Il Museo Civico di Modena riapre sabato 12 agosto, dopo la pausa estiva, e rimane aperto con orario continuato, dalle 10 alle 19, per tutto il ponte di Ferragosto: oltre a sabato 12, anche domenica 13, lunedì 14 e martedì 15 agosto. Da mercoledì 16 agosto riprendono, invece, gli orari consueti: da martedì a venerdì dalle 9 alle 12; sabato e domenica dalle 10 alle 19.
Riapre sabato 12 agosto anche la Gipsoteca Graziosi che fino a martedì 15 agosto adotta l’orario festivo: dalle 10 alle 13 e dalle 16 alle 19. Anche in questo caso, da mercoledì 16 agosto riprendono gli orari consueti: da martedì a venerdì dalle 9 alle 12, sabato e domenica dalle 10 alle 13 e dalle 16 alle 19.
Ed è sempre aperto per il ponte di Ferragosto anche il Lapidario romano, che non ha mai chiuso, dove i visitatori possono trovare il nuovo percorso sonoro che dà voce alle donne e agli uomini vissuti ai tempi dell’antica Mutina: sono militari, imprenditori, artigiani e commercianti, ex schiave che hanno affidato il ricordo delle loro vite alle iscrizioni sui monumenti funerari esposti al Lapidario.

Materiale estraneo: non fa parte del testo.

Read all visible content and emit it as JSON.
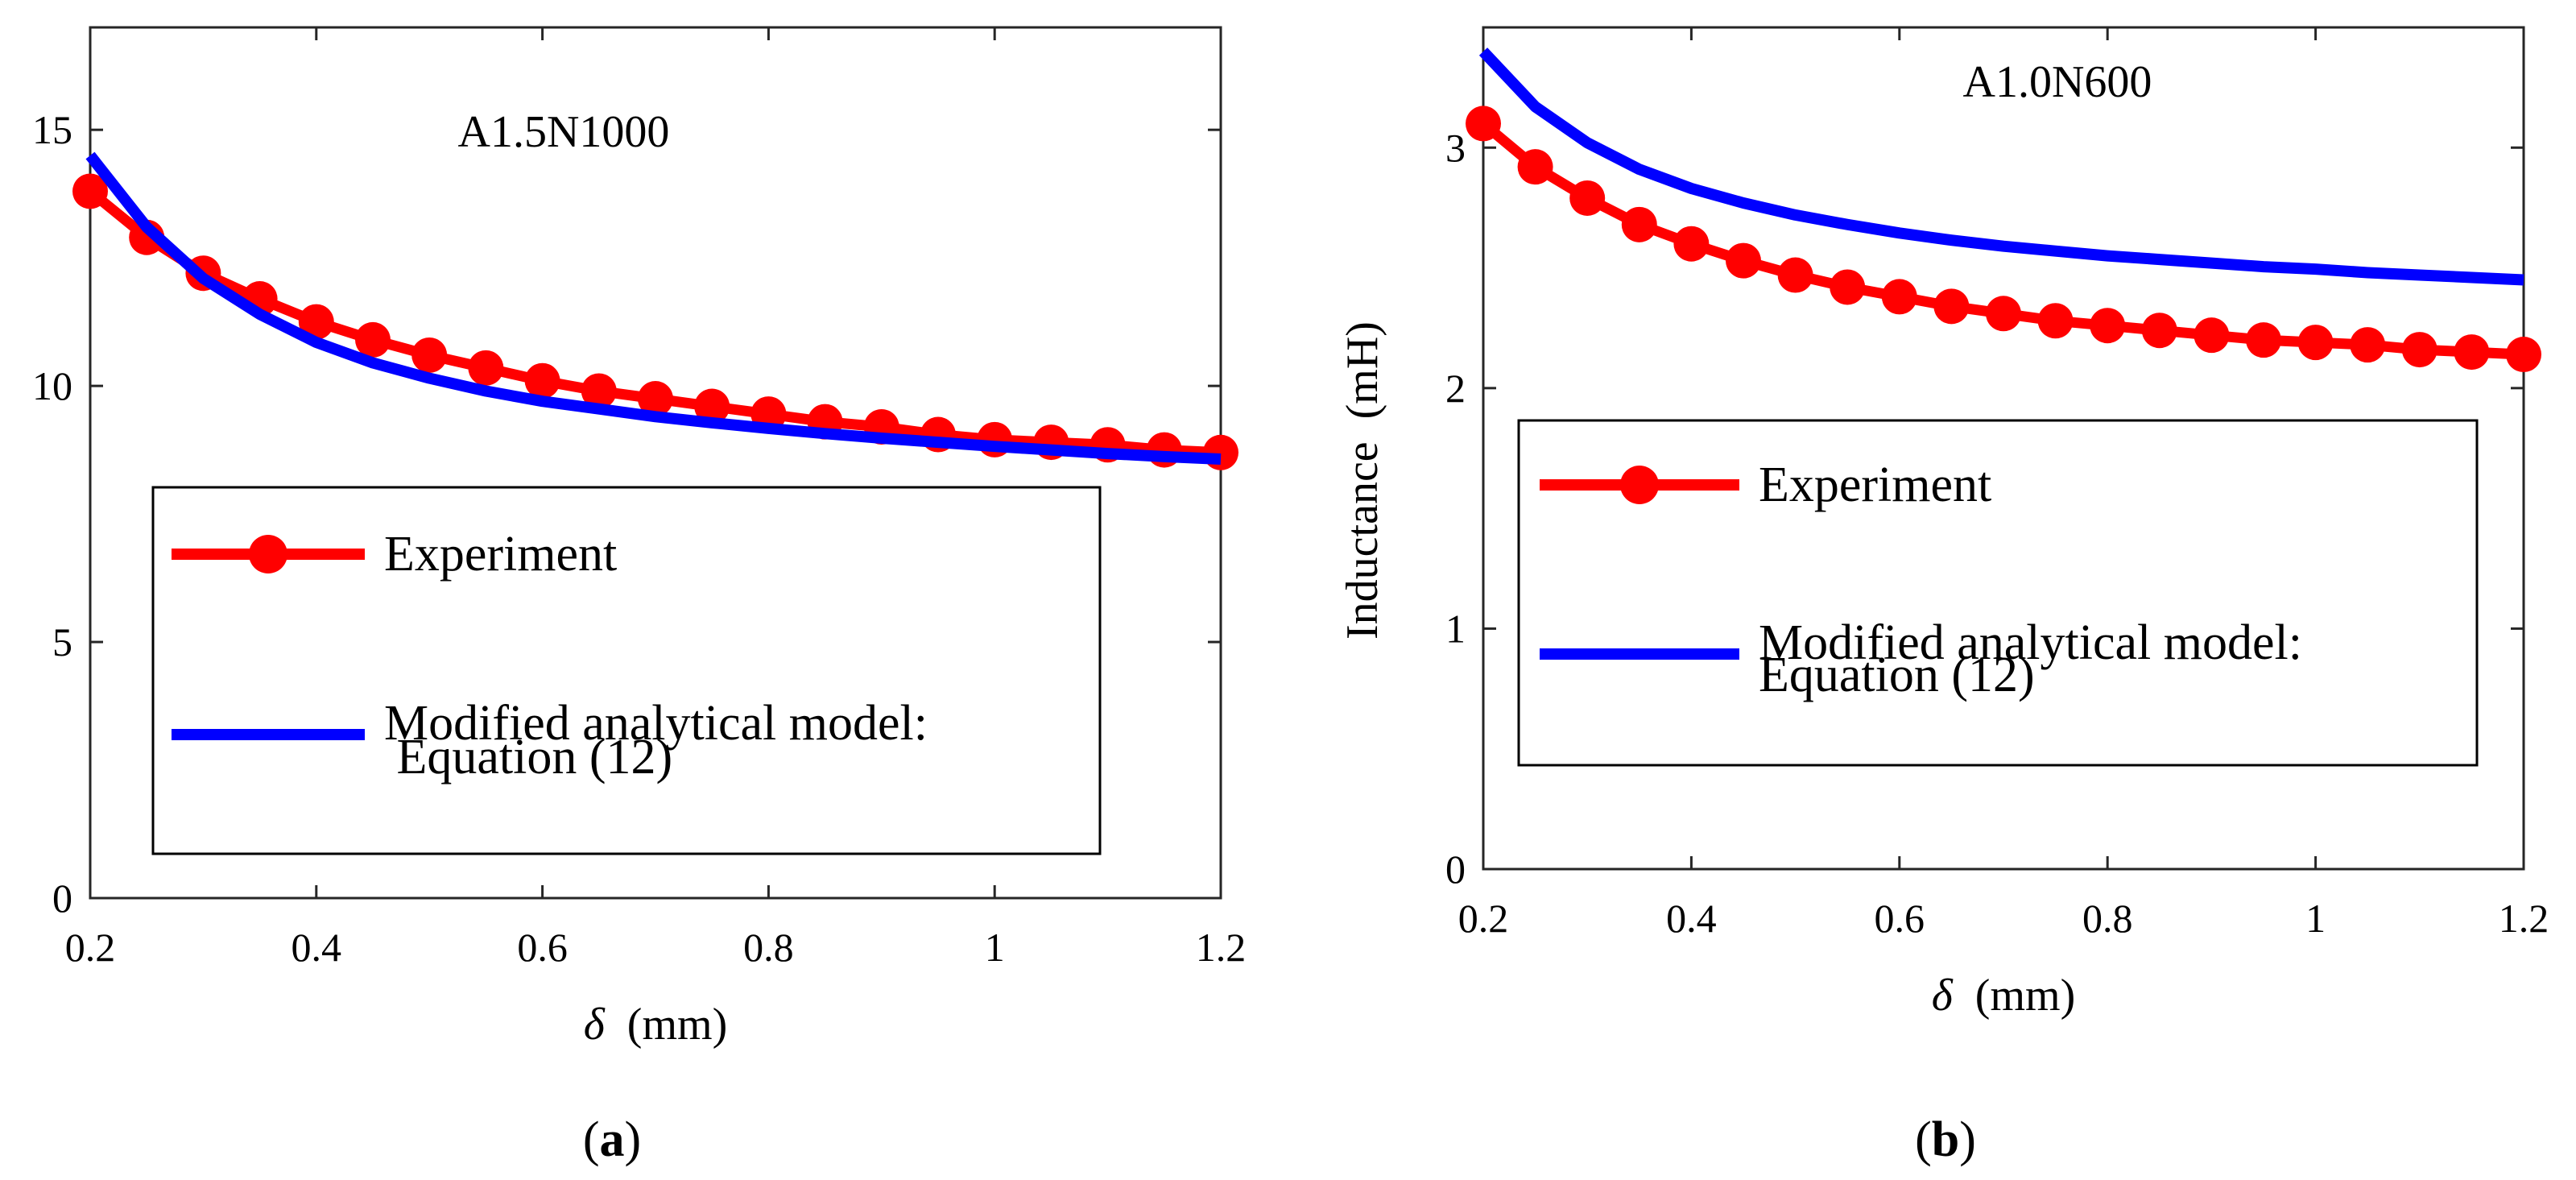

I testi oggi diventano racconti che i visitatori possono ascoltare attraverso il proprio smartphone, semplicemente inquadrando il QR code all’ingresso del Lapidario (disponibile in italiano e in inglese). L’iniziativa è a ingresso gratuito.

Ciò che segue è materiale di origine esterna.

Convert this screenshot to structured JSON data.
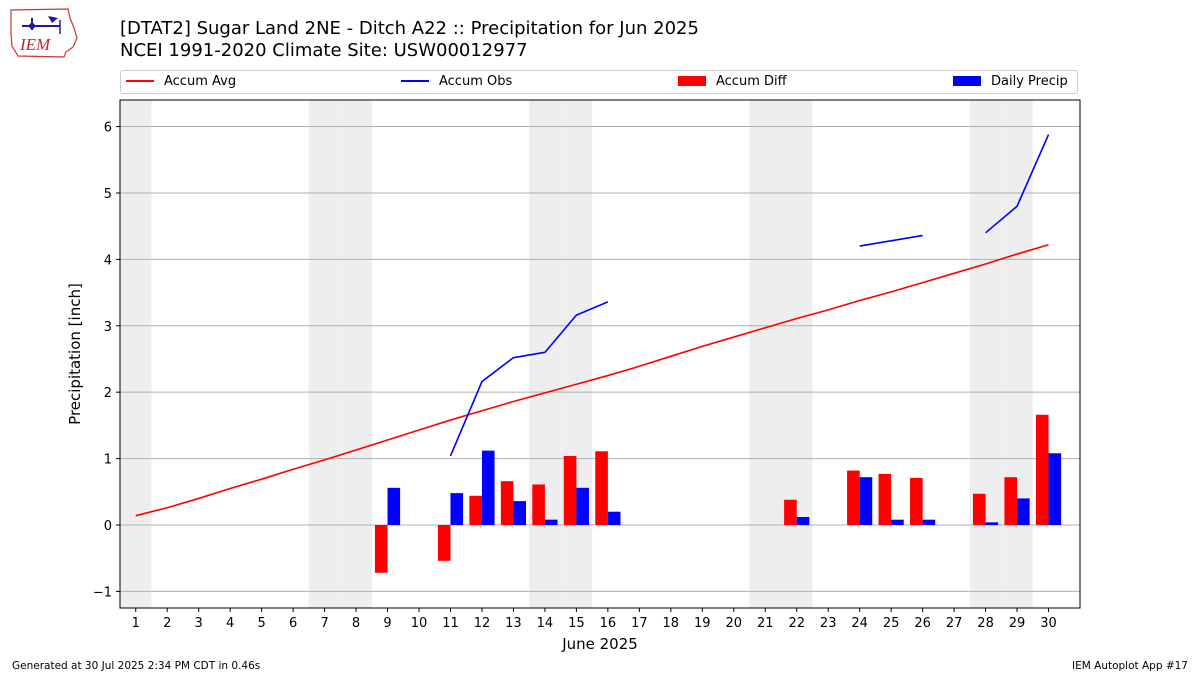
{
  "header": {
    "logo_text": "IEM",
    "title_line1": "[DTAT2] Sugar Land 2NE - Ditch A22 :: Precipitation for Jun 2025",
    "title_line2": "NCEI 1991-2020 Climate Site: USW00012977"
  },
  "footer": {
    "left": "Generated at 30 Jul 2025 2:34 PM CDT in 0.46s",
    "right": "IEM Autoplot App #17"
  },
  "colors": {
    "avg": "#ff0000",
    "obs": "#0000ff",
    "diff": "#ff0000",
    "daily": "#0000ff",
    "weekend": "#eeeeee",
    "grid": "#b0b0b0"
  },
  "chart_data": {
    "type": "bar",
    "xlabel": "June 2025",
    "ylabel": "Precipitation [inch]",
    "xlim": [
      0.5,
      31
    ],
    "ylim": [
      -1.25,
      6.4
    ],
    "yticks": [
      -1,
      0,
      1,
      2,
      3,
      4,
      5,
      6
    ],
    "grid": true,
    "legend_placement": "top",
    "days": [
      1,
      2,
      3,
      4,
      5,
      6,
      7,
      8,
      9,
      10,
      11,
      12,
      13,
      14,
      15,
      16,
      17,
      18,
      19,
      20,
      21,
      22,
      23,
      24,
      25,
      26,
      27,
      28,
      29,
      30
    ],
    "weekend_days": [
      1,
      7,
      8,
      14,
      15,
      21,
      22,
      28,
      29
    ],
    "series": [
      {
        "name": "Accum Avg",
        "kind": "line",
        "values": [
          0.14,
          0.26,
          0.4,
          0.55,
          0.69,
          0.84,
          0.98,
          1.13,
          1.28,
          1.43,
          1.58,
          1.72,
          1.86,
          1.99,
          2.12,
          2.25,
          2.39,
          2.54,
          2.69,
          2.83,
          2.97,
          3.11,
          3.24,
          3.38,
          3.51,
          3.65,
          3.79,
          3.93,
          4.08,
          4.22
        ]
      },
      {
        "name": "Accum Obs",
        "kind": "line",
        "values": [
          null,
          null,
          null,
          null,
          null,
          null,
          null,
          null,
          null,
          null,
          1.04,
          2.16,
          2.52,
          2.6,
          3.16,
          3.36,
          null,
          null,
          null,
          null,
          null,
          null,
          null,
          4.2,
          4.28,
          4.36,
          null,
          4.4,
          4.8,
          5.88
        ]
      },
      {
        "name": "Accum Diff",
        "kind": "bar",
        "values": [
          null,
          null,
          null,
          null,
          null,
          null,
          null,
          null,
          -0.72,
          null,
          -0.54,
          0.44,
          0.66,
          0.61,
          1.04,
          1.11,
          null,
          null,
          null,
          null,
          null,
          0.38,
          null,
          0.82,
          0.77,
          0.71,
          null,
          0.47,
          0.72,
          1.66
        ]
      },
      {
        "name": "Daily Precip",
        "kind": "bar",
        "values": [
          null,
          null,
          null,
          null,
          null,
          null,
          null,
          null,
          0.56,
          null,
          0.48,
          1.12,
          0.36,
          0.08,
          0.56,
          0.2,
          null,
          null,
          null,
          null,
          null,
          0.12,
          null,
          0.72,
          0.08,
          0.08,
          null,
          0.04,
          0.4,
          1.08
        ]
      }
    ]
  }
}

“Dopo la consueta pausa estiva – commenta l’assessore alla Cultura Andrea Bortolamasi – il Museo civico torna con un’apertura straordinaria di quattro giorni a orario continuato che comprende anche il lunedì, solitamente giorno di chiusura, per offrire a modenesi e visitatori, che ci auguriamo siano numerosi per il ponte, un’opportunità il più possibile ampia di conoscere le collezioni che ospita e le mostre in corso. E questo – prosegue – all’interno di un programma di estate diffusa che vedrà aperti per Ferragosto anche il sito Unesco e le altre istituzioni culturali, oltre agli appuntamenti dell’estate modenese”.

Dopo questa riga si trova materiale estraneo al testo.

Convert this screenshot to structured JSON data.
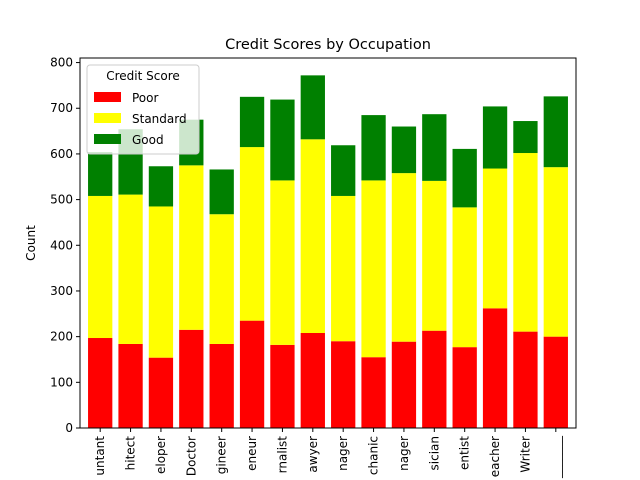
{
  "chart_data": {
    "type": "bar",
    "stacked": true,
    "title": "Credit Scores by Occupation",
    "xlabel": "",
    "ylabel": "Count",
    "ylim": [
      0,
      810
    ],
    "yticks": [
      0,
      100,
      200,
      300,
      400,
      500,
      600,
      700,
      800
    ],
    "categories": [
      "Accountant",
      "Architect",
      "Developer",
      "Doctor",
      "Engineer",
      "Entrepreneur",
      "Journalist",
      "Lawyer",
      "Manager",
      "Mechanic",
      "Media_Manager",
      "Musician",
      "Scientist",
      "Teacher",
      "Writer",
      "_______"
    ],
    "tick_labels_visible": [
      "untant",
      "hitect",
      "eloper",
      "Doctor",
      "gineer",
      "eneur",
      "rnalist",
      "awyer",
      "nager",
      "chanic",
      "nager",
      "sician",
      "entist",
      "eacher",
      "Writer",
      "_______"
    ],
    "series": [
      {
        "name": "Poor",
        "color": "#ff0000",
        "values": [
          197,
          184,
          154,
          215,
          184,
          235,
          182,
          208,
          190,
          155,
          189,
          213,
          177,
          262,
          211,
          200
        ]
      },
      {
        "name": "Standard",
        "color": "#ffff00",
        "values": [
          311,
          327,
          331,
          360,
          284,
          380,
          360,
          424,
          318,
          387,
          369,
          328,
          306,
          306,
          391,
          371
        ]
      },
      {
        "name": "Good",
        "color": "#008000",
        "values": [
          96,
          143,
          88,
          100,
          98,
          110,
          177,
          140,
          111,
          143,
          102,
          146,
          128,
          136,
          70,
          155
        ]
      }
    ],
    "legend": {
      "title": "Credit Score",
      "placement": "upper-left"
    },
    "grid": false
  }
}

Al Museo Civico, al terzo piano di Palazzo dei Musei (in largo Sant’Agostino), insieme alle collezioni d’arte e artigianato di strumenti musicali e scientifici, di armi e tessuti che costituiscono il percorso museale, nella sala dell’Archeologia si può visitare anche la mostra “DeVoti Etruschi” che espone oltre cento ex-voto in terracotta provenienti dalla città etrusca di Veio raffiguranti devoti, statue, busti e volti di adulti e bambini, ma anche parti anatomiche, membra e organi oltre a raffigurazioni di animali, accompagnati da una suggestiva installazione video-sonora.